Cardiotoxic and Arrhythmogenic Effects of Hemiscorpius lepturus Scorpion Venom in Rats

Khalil Pourkhalili 1, Euikyung Kim 2, Navid Reza Mashayekhy 3, Mostafa Kamyab 4, Seyed Mehdi Hoseiny 5, Reihane Evazy 6, Abbas Zare Mirakabadi 7, Ramin Seyedian 8,*
PMCID: PMC4662793  PMID: 26623433

Abstract

Background:

Envenomation by Hemiscorpius lepturus is not painful and the clinical manifestations include bloody urine due to hemoglobinuria or hematuria, dermonecrotic reactions, cardiac arrhythmia and in minority of cases acute renal failure which may lead to death following disseminated intravascular coagulation in infants. Cardiac effects of envenomation by H. lepturus venom including inotropic, chronotropic and arrhythmogenic properties are not studied as now in rat hearts with Langendorff apparatus.

Methods:

Rat hearts were allowed to equilibrate in its buffer and cardiotropic plus arrhythmogenic effects induced by injection of different doses of H. lepturus venom were detected and recorded by computer acquisition based data in Langendorff apparatus. The neutralizing effects of Razi Institute antivenom and autonomic drugs were assayed in parallel studies.

Results:

Hemiscorpius lepturus venom (25 μg/100 l) treatment caused a negative inotropic (65.4 ± 3.2 versus 110.2 ± 3.4) and chronotropic effects (186.3 ± 4.2 versus 302 ± 6.3) in comparison to normal saline. Arrhythmogenic aspects including bradycardia, QRS widening and ST depression were induced by venom injection. Pre venom treatment (20 min) of Razi Institute antivenom (10 μl) neutralized cardiotropic effects but post venom injection (15 min later) had no therapeutic role. Pre (10 min before) and post (15 min after) injection of adrenaline (10 μl) neneutralized cardiotropic effects while pre venom injection (20 min) of propanolol (10 μl) had aggravating effects.

Conclusion:

Our study paves the way for further in vivo investigation of cardiovascular effects of this venom for finding suitable treatments instead of its ordinary antivenom medication in cardiogenic shock induced by the venom.
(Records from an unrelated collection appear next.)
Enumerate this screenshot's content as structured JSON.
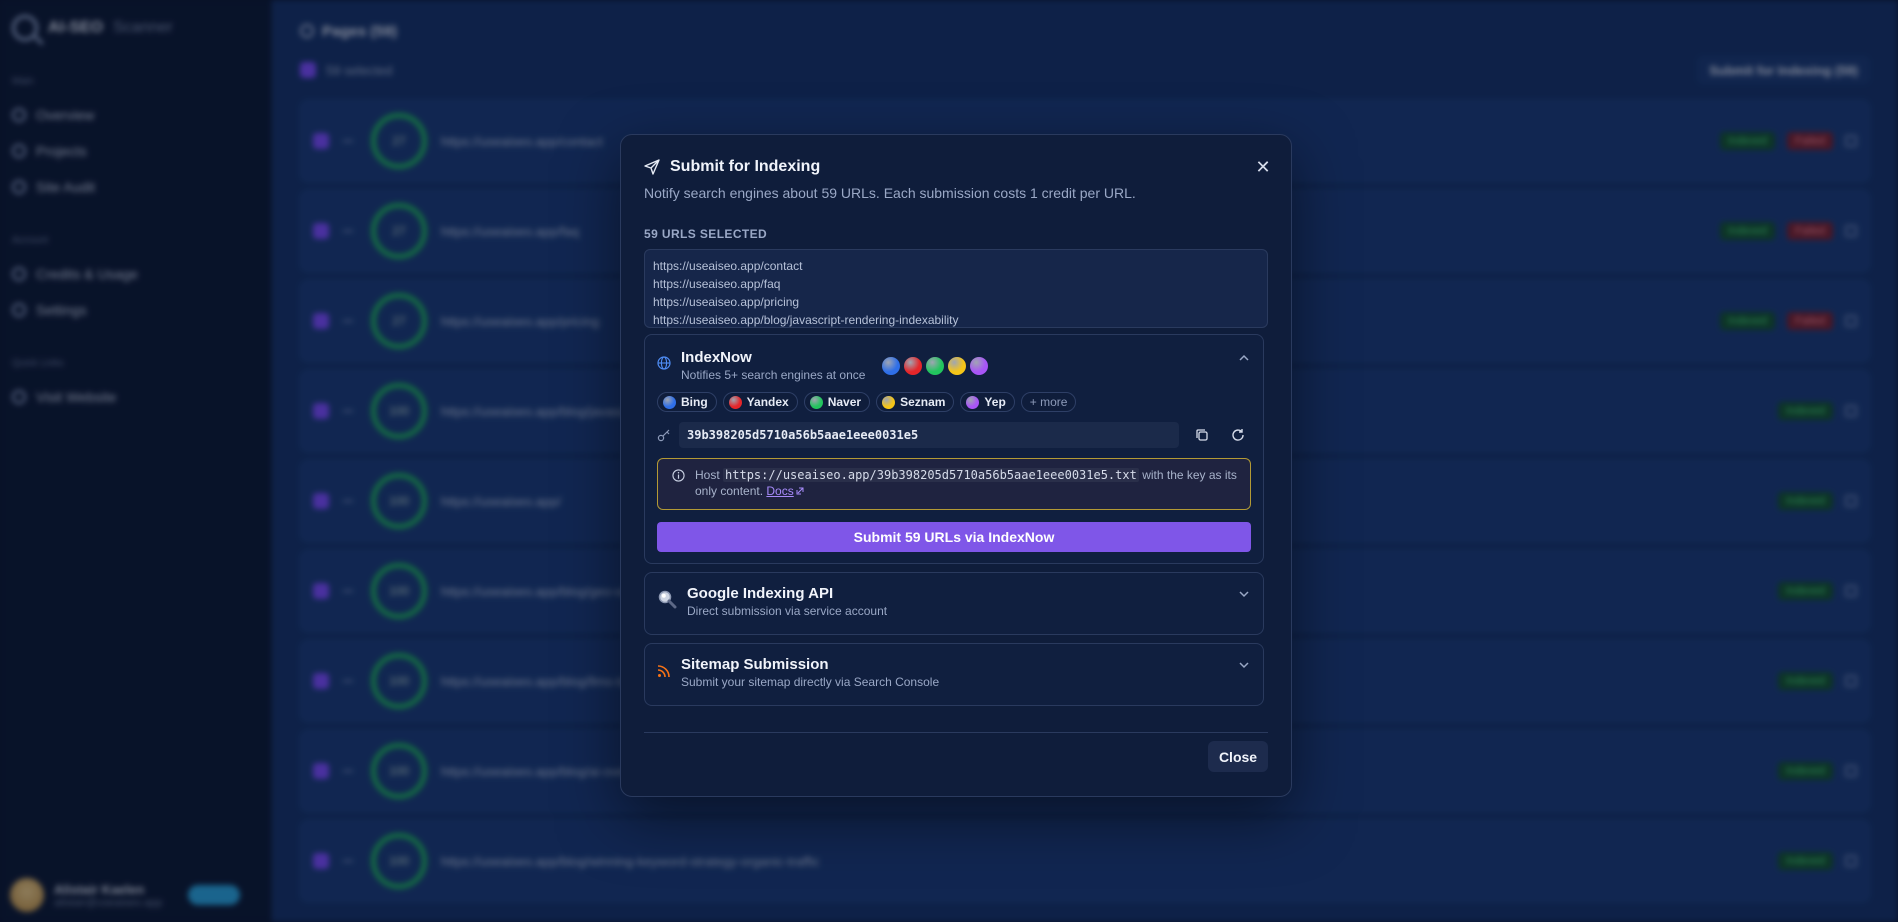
{
  "background": {
    "brand": {
      "name": "AI-SEO",
      "suffix": "Scanner"
    },
    "nav": {
      "section_main": "Main",
      "items_main": [
        {
          "label": "Overview",
          "icon": "grid-icon"
        },
        {
          "label": "Projects",
          "icon": "folder-icon"
        },
        {
          "label": "Site Audit",
          "icon": "search-icon"
        }
      ],
      "section_account": "Account",
      "items_account": [
        {
          "label": "Credits & Usage",
          "icon": "credit-icon"
        },
        {
          "label": "Settings",
          "icon": "gear-icon"
        }
      ],
      "section_quick": "Quick Links",
      "items_quick": [
        {
          "label": "Visit Website",
          "icon": "external-icon"
        }
      ]
    },
    "user": {
      "name": "Alistair Kaelen",
      "email": "alistair@useaiseo.app"
    },
    "header": {
      "title": "Pages (59)",
      "selected": "59 selected",
      "submit_button": "Submit for Indexing (59)"
    },
    "rows": [
      {
        "score": "27",
        "url": "https://useaiseo.app/contact",
        "status": "Indexed",
        "flag": "Failed"
      },
      {
        "score": "27",
        "url": "https://useaiseo.app/faq",
        "status": "Indexed",
        "flag": "Failed"
      },
      {
        "score": "27",
        "url": "https://useaiseo.app/pricing",
        "status": "Indexed",
        "flag": "Failed"
      },
      {
        "score": "100",
        "url": "https://useaiseo.app/blog/javascript-rendering-indexability",
        "status": "Indexed",
        "flag": ""
      },
      {
        "score": "100",
        "url": "https://useaiseo.app/",
        "status": "Indexed",
        "flag": ""
      },
      {
        "score": "100",
        "url": "https://useaiseo.app/blog/geo-vs-seo",
        "status": "Indexed",
        "flag": ""
      },
      {
        "score": "100",
        "url": "https://useaiseo.app/blog/llms-txt-guide",
        "status": "Indexed",
        "flag": ""
      },
      {
        "score": "100",
        "url": "https://useaiseo.app/blog/ai-overviews",
        "status": "Indexed",
        "flag": ""
      },
      {
        "score": "100",
        "url": "https://useaiseo.app/blog/winning-keyword-strategy-organic-traffic",
        "status": "Indexed",
        "flag": ""
      }
    ]
  },
  "modal": {
    "title": "Submit for Indexing",
    "description": "Notify search engines about 59 URLs. Each submission costs 1 credit per URL.",
    "urls_label": "59 URLS SELECTED",
    "urls": [
      "https://useaiseo.app/contact",
      "https://useaiseo.app/faq",
      "https://useaiseo.app/pricing",
      "https://useaiseo.app/blog/javascript-rendering-indexability"
    ],
    "indexnow": {
      "title": "IndexNow",
      "subtitle": "Notifies 5+ search engines at once",
      "dot_colors": [
        "#2f6fe8",
        "#e5262a",
        "#22c55e",
        "#f5c518",
        "#a855f7"
      ],
      "engines": [
        {
          "label": "Bing",
          "color": "#2f6fe8"
        },
        {
          "label": "Yandex",
          "color": "#e5262a"
        },
        {
          "label": "Naver",
          "color": "#22c55e"
        },
        {
          "label": "Seznam",
          "color": "#f5c518"
        },
        {
          "label": "Yep",
          "color": "#a855f7"
        }
      ],
      "more_label": "+ more",
      "api_key": "39b398205d5710a56b5aae1eee0031e5",
      "note_prefix": "Host",
      "note_code": "https://useaiseo.app/39b398205d5710a56b5aae1eee0031e5.txt",
      "note_suffix": "with the key as its only content.",
      "docs_label": "Docs",
      "submit_label": "Submit 59 URLs via IndexNow"
    },
    "google": {
      "title": "Google Indexing API",
      "subtitle": "Direct submission via service account"
    },
    "sitemap": {
      "title": "Sitemap Submission",
      "subtitle": "Submit your sitemap directly via Search Console"
    },
    "close_label": "Close"
  }
}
Keywords: Hemiscorpius lepturus, Contractility, Arrhythmogenicity, Envenomation

Introduction

Scorpion envenomation is common in tropical and subtropical areas of the world including southwestern part of Iran especially in Khuzestan province (Prendini 2000, Shahbazzadeh et al. 2009). Envenomation by H. lepturus belonging to family Hemiscorpiidae is not painful and the clinical manifestations in stung patients include bloody urine due to hemoglobinuria or hematuria, dermonecrotic reactions and in minority of cases acute renal failure which may lead to death following disseminated intravascular coagulation in infants (Radmanesh 1990, Jalali et al. 2010). This creature is one of the most dangerous scorpions, and responsible for 95 % of the scorpion-associated mortalities in Iran, that is probably due to the various pathological enzymes in its venom like Hemitoxin, Hemicalcin and Heminecrolysin (Shahbazzadeh et al. 2007, Srairi-Abid et al. 2008).
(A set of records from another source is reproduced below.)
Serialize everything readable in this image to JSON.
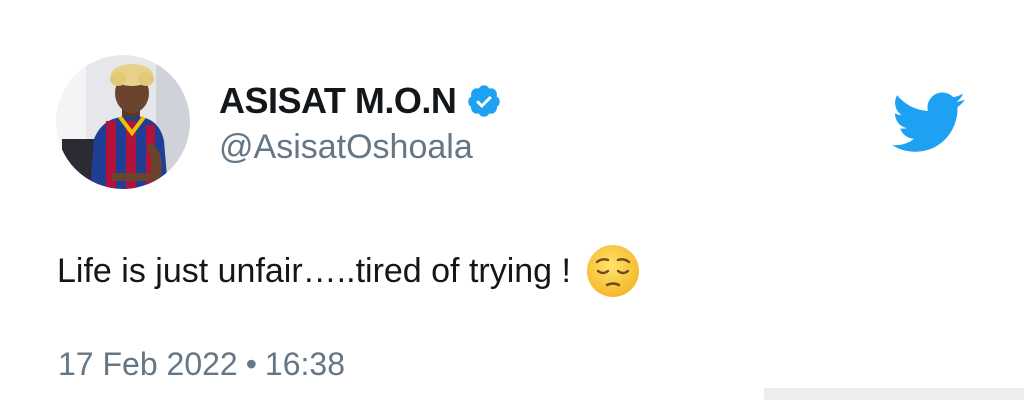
{
  "user": {
    "display_name": "ASISAT M.O.N",
    "handle": "@AsisatOshoala",
    "verified_icon": "verified-badge-icon",
    "avatar_icon": "profile-photo-avatar"
  },
  "tweet": {
    "text": "Life is just unfair…..tired of trying !",
    "emoji_icon": "pensive-face-emoji-icon",
    "date": "17 Feb 2022",
    "separator": "•",
    "time": "16:38"
  },
  "brand": {
    "logo_icon": "twitter-bird-icon",
    "accent_color": "#1da1f2"
  },
  "colors": {
    "primary_text": "#14171a",
    "secondary_text": "#657786"
  }
}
Generally there is only a few case reports on direct cardiotoxic effects of scorpion envenomation in human beings (Gueron et al. 1967, Bawaskar and Bawaskar 1998, Shapira et al. 1998, Cupo and Hering 2002). However previous studies on the envenomation by H. lepturus suggest that there are in vivo arrhythmogenic and negative inotropic effects in rabbits in spite of its small amount of accumulation of radiolabelled venom following subcutaneous injections in animal models during biodistribution study (Mirakabadi et al. 2011, Seyedian et al. 2012).
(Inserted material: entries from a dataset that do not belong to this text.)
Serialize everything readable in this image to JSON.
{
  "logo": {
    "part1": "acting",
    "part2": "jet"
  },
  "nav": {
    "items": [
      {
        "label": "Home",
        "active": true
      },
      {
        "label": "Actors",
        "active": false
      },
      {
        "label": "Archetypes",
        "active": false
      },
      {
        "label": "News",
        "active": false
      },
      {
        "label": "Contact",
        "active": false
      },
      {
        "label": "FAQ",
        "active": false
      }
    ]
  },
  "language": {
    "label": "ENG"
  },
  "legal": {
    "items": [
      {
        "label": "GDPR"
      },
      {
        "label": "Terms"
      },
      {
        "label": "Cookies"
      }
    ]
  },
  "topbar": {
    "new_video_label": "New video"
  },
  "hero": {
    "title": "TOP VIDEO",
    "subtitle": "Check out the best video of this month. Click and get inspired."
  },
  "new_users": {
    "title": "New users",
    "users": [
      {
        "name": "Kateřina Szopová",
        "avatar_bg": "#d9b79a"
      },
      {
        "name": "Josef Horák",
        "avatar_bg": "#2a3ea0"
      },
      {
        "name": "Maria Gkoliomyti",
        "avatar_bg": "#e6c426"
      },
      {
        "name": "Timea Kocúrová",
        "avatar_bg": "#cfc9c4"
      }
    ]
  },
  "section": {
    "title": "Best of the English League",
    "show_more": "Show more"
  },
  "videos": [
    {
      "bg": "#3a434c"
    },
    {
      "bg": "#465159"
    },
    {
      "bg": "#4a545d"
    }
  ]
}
In this study, the direct effects of H. lepturus venom on rat hearts were investigated with Langendorff apparatus. First, inotropic and chronotrpic changes upon time were evaluated and then, neutralization properties of Iranian Razi Institute Antivenom and other drugs including epinephrine, propranolol and atropine were employed to analyze direct or indirect cardiotoxic effects of this venom thoroughly promoting further in vivo studies.

Materials and Methods

Drugs and chemicals

The lyophilized venom was acquired by direct electrical stimulation of H. lepturus telsons (15 mV) in Iran. The venom was centrifuged, lyophilized and stored at −20 °C until reconstitution by addition of Normal Saline in our laboratory. The Iranian pepsin digested polyvalent antivenom from horse plasma against 6 common endemic scorpions (Odontobuthus doriae, Mesobuthus eupeus, Androctonus crassicauda, Buthotus saulcyi, Buthotus sach and Hemiscorpius lepturus) (Latifi and Tabatabai 1979, Dehghani and Fathi 2012) were purchased from Razi Vaccine and Serum Research Institute. The neutralizing ability of the used batches was 26 LD50/ml. Adrenaline, atropine and propranolol were purchased from Sigma (St Loius, MO).

Animals

Female Wistar rats (body weight 180–230 g) were obtained from Jundishapur Medical University breeding center (Ahvaz, Iran) and placed in groups of three in PVC cages with free access to water and hard food pellets in animal house of Bushehr University of Medical Sciences. They were kept at 20 ± 2 °C and maintained at 12 hours light-dark cycle starting at 7 AM. The experimental protocol used in this study conforms to the guidelines of the National Institute of Health (NIH).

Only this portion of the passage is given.